The Sakyamuni statue, sculpted at the height of the Silk Road’s importance during the Tang Dynasty, is approached by climbing a temple lined trail on Daxiangshan 大像山
The Giant Moustached Buddha at Daxiang ShanGangu甘谷 Arriving.
The Giant Moustached Buddha at Daxiang Shan大像山Gangu甘谷 is Situated in Eastern Gansu 甘肃省 province. However, on arrival at Gangu 甘谷 you will quickly discover that this is not one of China’s most attractive towns: truth be told it’s pretty ugly.
However, if you are in Tianshui 天水 visiting Maiji Shan and have a day to spare, the large 23 meter moustached statue of Sakyamuni a few kilometers outside Gangu is well worth visiting and can be easily combined with a trip to the beautiful Water Curtain Caves near Luomen.
The Giant Moustached Buddha or Sakyamuni statue
The Sakyamuni statue, sculpted at the height of the Silk Road’s importance during the Tang Dynasty, is approached by climbing a temple lined trail on Daxiangshan 大像山.
While none of the temples are spectacular, they are quiet and peaceful. You and a handful of pilgrims will be the only people on the trail even in the middle of August. The statue itself is quite special.
The colours are vibrant and the decorations surrounding it unique. But what stands out is the blue moustache, something almost unseen in the rest of China. There are some good views towards the rising Loess Plateau as you climb the trail.
You can get to Gangu from Tianshui 天水by train in just over an hour. The convenient K377 leaves Tianshui station in Beidao 北道 at 8.32 and costs 13 hard seat (buy your ticket the night before, there were plenty of seats available).
Alternatively you can take one of the frequent buses from Tianshui’s twin town Qincheng 秦城.
Hiring a taxi for the best part of a day from in front of Gangu train station costs 200 Yuan after a little bargaining. However, I don’t recommend visiting The Water Curtain Caves until restoration work has finished sometime next year (read the next posting).
One curious feature of the statue is that when you see it close up, the face of the giant Buddha has a contented expression. However, Seen from a distance, he looks quite miserable.
Another gem in Eastern Gansu, the Water Curtain Caves (Shuilian Dong) and Lashao Si 拉稍寺 take a bit of an effort to reach, especially if you are using public transport, but reward the intrepid with a valley of Taoist temples, rock carvings and paintings, without another tourist in sight.

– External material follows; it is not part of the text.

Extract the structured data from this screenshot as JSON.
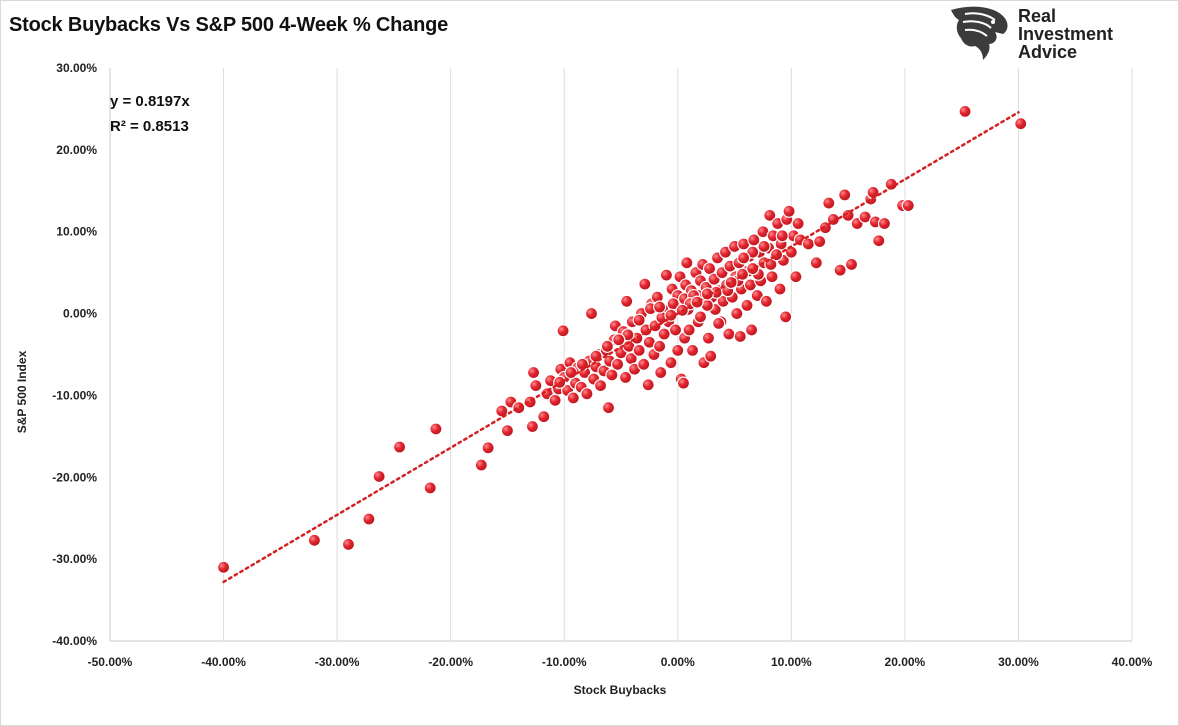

Unfortunately, for the next year, the path up the valley is being rebuilt and building work is everywhere somewhat spoiling the valley’s isolation. The huge carved Buddha and paintings overlooking the valley are under going restoration, but at least the scaffolding is being withdrawn and they can be seen quite clearly.
However, many of the frescos are still covered. I’d recommend postponing any visit for at least a year. Some of the path up the valley is a death trap. At one point we had to clamber and crawl around some dodgy and hastily erected scaffolding that was holding up a cliff face as rocks fell all around us. Also try not to go when it’s raining as we did. The dry river bed becomes a raging torrent.
The images and frescoes were carved and painted during the Northern Wei dynasty (AD 386 – 534) and the colours are still fantastic. The object of the restoration work seems to be to try and build a shelf above the images in order to protect them from erosion and the elements.
In order to get the best views of the paintings, climb up the path in the direction of the Taoist temple, Shuilian Dong. The surrounding scenery is spectacular with domed sandstone mountains rising up above the valley.
We hired a taxi from Gangu station for the day (200 Yuan) and took in the Sakyamuni Statue on Daxiang Shan near Gangu as well ( see the previous posting for getting to Gangu). There are frequent buses between Gangu and Luomen from where you can also get private transport to the Water Curtain Caves. There are also buses from Lanzhou and Tianshui direct to Luomen.
Whatever transport you take at the moment you’ll have to walk the final 3 kilometres to the carvings and temples. It would be a stunning walk if not for the building work. Eventually the new road will go right up to Lashao Si which will be a pity as the valley’s serenity will be lost.